Mitigating complexity (therefore saving time) is just one of the reasons businesses are turning to the cloud. In fact, we surveyed attendees during a webinar (7 Tips for a Modern Cloud Data Warehouse) we hosted with our data integration partner, Talend, and the results were not surprising. Nearly 40% of attendees indicated that eliminating manual effort and complexity were their top reasons for moving analytic workloads to the cloud.
For on-premises data warehouses, it can take days or weeks to procure hardware, plus weeks or months to get the hardware up and running into production.
For cloud-washed platforms (platforms ported to the cloud), it can take six to eight minutes per node to create and spin up clusters. Factor in more time to secure or validate software licenses and, in some cases, to create a cluster management console (which adds separate costs) and yet more time is added to the process.
As the demand placed on these systems increases, even more time delays occur when you need to scale the environment.
Data Warehouse Technology is Advancing
Snowflake’s data warehouse as a service approach eliminates the costly and time-consuming task of building and managing clusters.

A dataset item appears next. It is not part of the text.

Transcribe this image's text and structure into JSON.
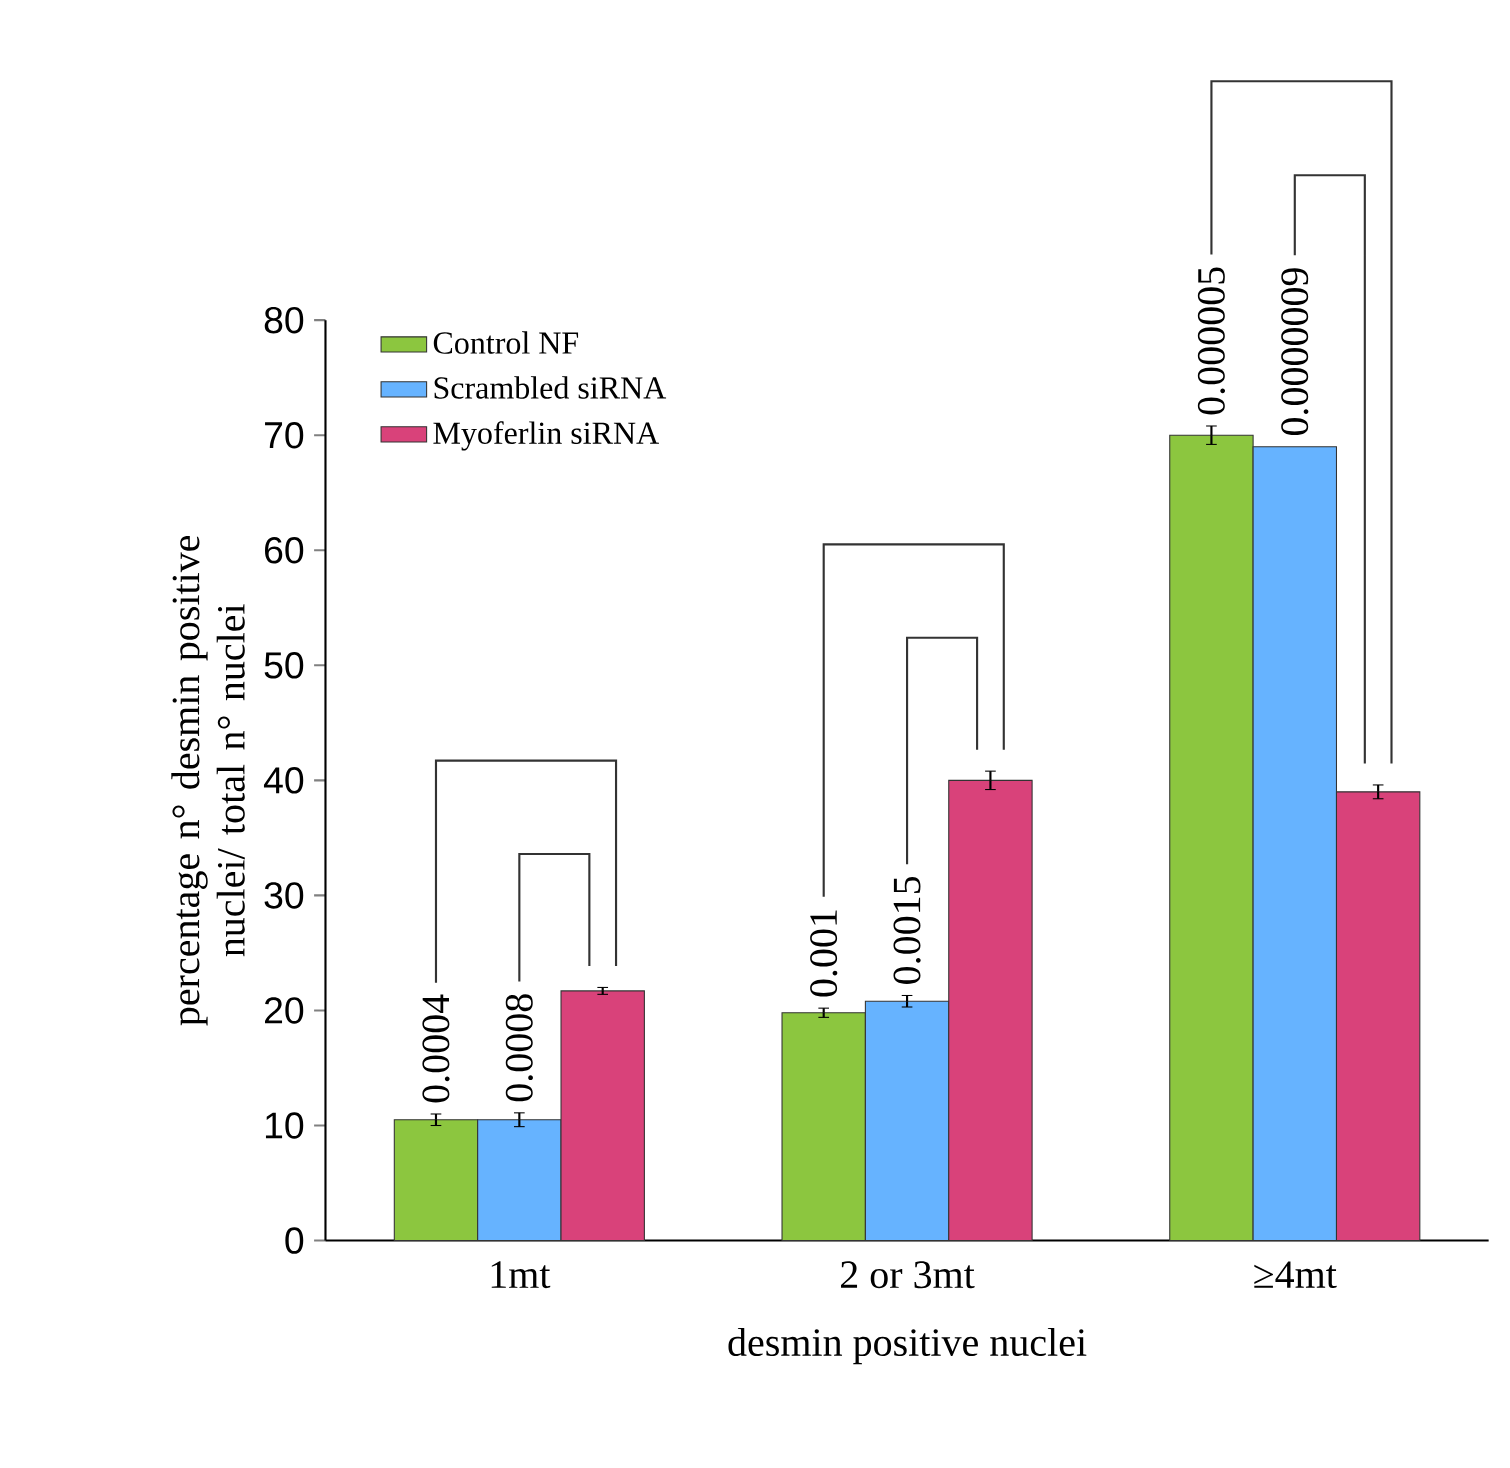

Table 1 highlights the tasks Snowflake handles for you versus the manual efforts typically required with ordinary data warehouses.
Snowflake service is engineered with built-in cloud infrastructure and database management capabilities. Combined, these features enable the service to behave autonomously and with zero management. Because the Snowflake software drives all database operations (including scaling a data warehouse), database administration is not required.

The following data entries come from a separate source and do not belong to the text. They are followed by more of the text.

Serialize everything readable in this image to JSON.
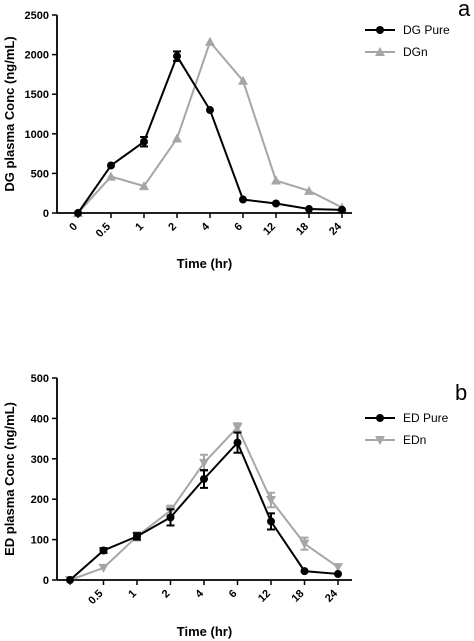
{
  "chart_data": [
    {
      "type": "line",
      "panel_label": "a",
      "ylabel": "DG plasma Conc (ng/mL)",
      "xlabel": "Time (hr)",
      "categories": [
        "0",
        "0.5",
        "1",
        "2",
        "4",
        "6",
        "12",
        "18",
        "24"
      ],
      "ylim": [
        0,
        2500
      ],
      "yticks": [
        0,
        500,
        1000,
        1500,
        2000,
        2500
      ],
      "legend_position": "top-right",
      "series": [
        {
          "name": "DG Pure",
          "color": "#000000",
          "marker": "circle",
          "values": [
            0,
            600,
            900,
            1980,
            1300,
            170,
            120,
            50,
            40
          ],
          "errors": [
            0,
            0,
            60,
            60,
            0,
            0,
            0,
            0,
            0
          ]
        },
        {
          "name": "DGn",
          "color": "#a6a6a6",
          "marker": "triangle-up",
          "values": [
            0,
            460,
            340,
            940,
            2160,
            1670,
            410,
            280,
            70
          ],
          "errors": [
            0,
            0,
            0,
            0,
            0,
            0,
            0,
            0,
            0
          ]
        }
      ]
    },
    {
      "type": "line",
      "panel_label": "b",
      "ylabel": "ED plasma Conc (ng/mL)",
      "xlabel": "Time (hr)",
      "categories": [
        "",
        "0.5",
        "1",
        "2",
        "4",
        "6",
        "12",
        "18",
        "24"
      ],
      "ylim": [
        0,
        500
      ],
      "yticks": [
        0,
        100,
        200,
        300,
        400,
        500
      ],
      "legend_position": "top-right",
      "series": [
        {
          "name": "ED Pure",
          "color": "#000000",
          "marker": "circle",
          "values": [
            0,
            73,
            108,
            155,
            250,
            340,
            145,
            22,
            15
          ],
          "errors": [
            0,
            6,
            8,
            20,
            22,
            25,
            20,
            0,
            0
          ]
        },
        {
          "name": "EDn",
          "color": "#a6a6a6",
          "marker": "triangle-down",
          "values": [
            0,
            30,
            108,
            172,
            290,
            378,
            198,
            90,
            32
          ],
          "errors": [
            0,
            0,
            10,
            12,
            20,
            10,
            18,
            15,
            0
          ]
        }
      ]
    }
  ]
}
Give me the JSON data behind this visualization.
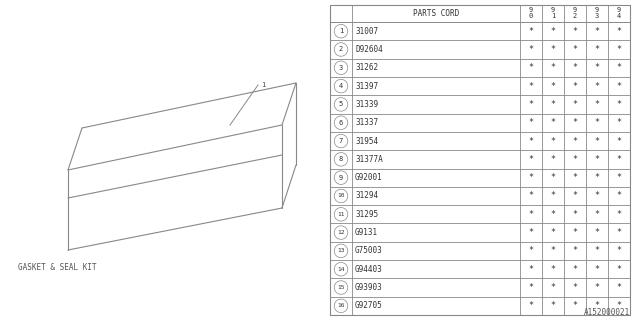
{
  "diagram_label": "GASKET & SEAL KIT",
  "watermark": "A152000021",
  "parts_cord_header": "PARTS CORD",
  "year_headers": [
    "9\n0",
    "9\n1",
    "9\n2",
    "9\n3",
    "9\n4"
  ],
  "parts": [
    {
      "num": 1,
      "code": "31007"
    },
    {
      "num": 2,
      "code": "D92604"
    },
    {
      "num": 3,
      "code": "31262"
    },
    {
      "num": 4,
      "code": "31397"
    },
    {
      "num": 5,
      "code": "31339"
    },
    {
      "num": 6,
      "code": "31337"
    },
    {
      "num": 7,
      "code": "31954"
    },
    {
      "num": 8,
      "code": "31377A"
    },
    {
      "num": 9,
      "code": "G92001"
    },
    {
      "num": 10,
      "code": "31294"
    },
    {
      "num": 11,
      "code": "31295"
    },
    {
      "num": 12,
      "code": "G9131"
    },
    {
      "num": 13,
      "code": "G75003"
    },
    {
      "num": 14,
      "code": "G94403"
    },
    {
      "num": 15,
      "code": "G93903"
    },
    {
      "num": 16,
      "code": "G92705"
    }
  ],
  "bg_color": "#ffffff",
  "line_color": "#555555",
  "box_line_color": "#888888",
  "table_line_color": "#888888"
}
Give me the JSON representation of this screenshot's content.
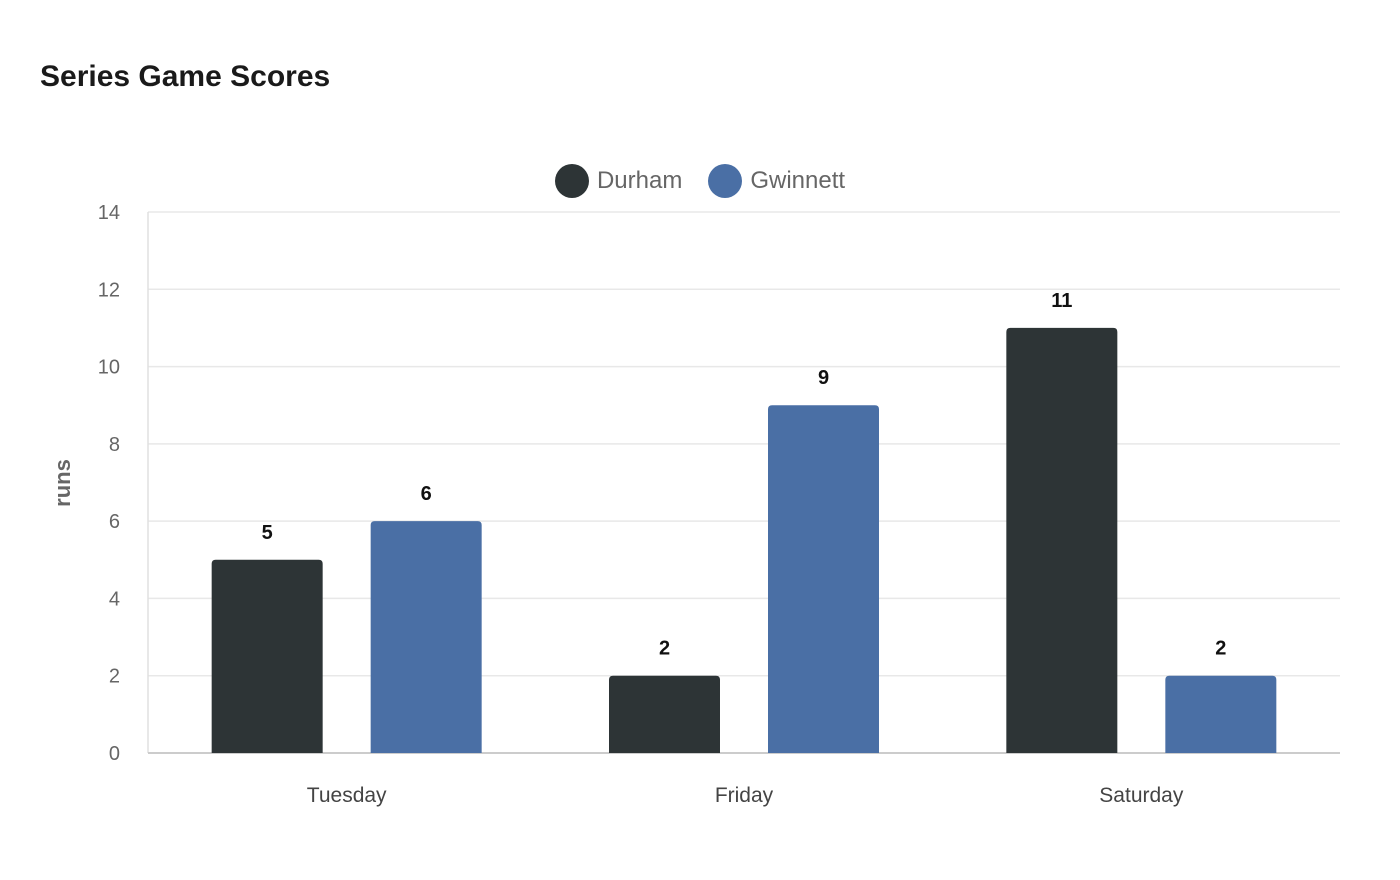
{
  "chart_data": {
    "type": "bar",
    "title": "Series Game Scores",
    "xlabel": "",
    "ylabel": "runs",
    "categories": [
      "Tuesday",
      "Friday",
      "Saturday"
    ],
    "series": [
      {
        "name": "Durham",
        "color": "#2d3436",
        "values": [
          5,
          2,
          11
        ]
      },
      {
        "name": "Gwinnett",
        "color": "#4a6fa5",
        "values": [
          6,
          9,
          2
        ]
      }
    ],
    "ylim": [
      0,
      14
    ],
    "yticks": [
      0,
      2,
      4,
      6,
      8,
      10,
      12,
      14
    ],
    "grid": true,
    "legend_position": "top-center"
  }
}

Set it Once and Go Equals Zero-management
Snowflake eliminates complexity and dramatically simplifies management. There are two options for creating a data warehouse in Snowflake and enabling it to auto-scale. Option one, shown below, requires using the Snowflake UI to select the size of the warehouse, name the warehouse, set the number of required clusters to scale, set a scaling performance policy and enable auto-resume.
Option two for setting up a warehouse in Snowflake requires executing the following SQL statement using the Snowflake UI worksheet or a similar notebook tool.
CREATE WAREHOUSE executive_dashboards WITH WAREHOUSE_SIZE = 'MEDIUM' WAREHOUSE_TYPE = 'STANDARD' AUTO_SUSPEND = 300 AUTO_RESUME = TRUE MIN_CLUSTER_COUNT = 1 MAX_CLUSTER_COUNT = 5 SCALING_POLICY = 'STANDARD';
Using the UI will take about 30 seconds to complete, not counting the automatic system warehouse provisioning that follows. This can take an additional few seconds or up to a couple of minutes. If you cut and paste the SQL script above, it takes a matter of seconds to complete the process.
Either option will establish a medium-sized virtual warehouse, with one active cluster set as the default state and up to five active clusters at the ready when you need extra compute capacity. Compute resources will automatically suspend after five minutes of idle activity. This saves cost without you having to terminate the warehouse and unload data.
Snowflake eliminates complexity in other ways. For example, you don’t need Hive, MapReduce, HDFS or Java to work with and query semi-structured data like JSON. You don’t need multiple platforms to join semi-structured data with structured data. And, with live, secure data sharing (no data movement required) you save time, effort and the costs associated with manually duplicating and transferring data. Saving time saves you money.
Make managing clusters a thing of the past
Once set, the Snowflake service takes over and your team is free from manually scaling or managing a data warehouse. Eliminating remedial tasks allows you to focus on higher value activities such as developing and engineering new products.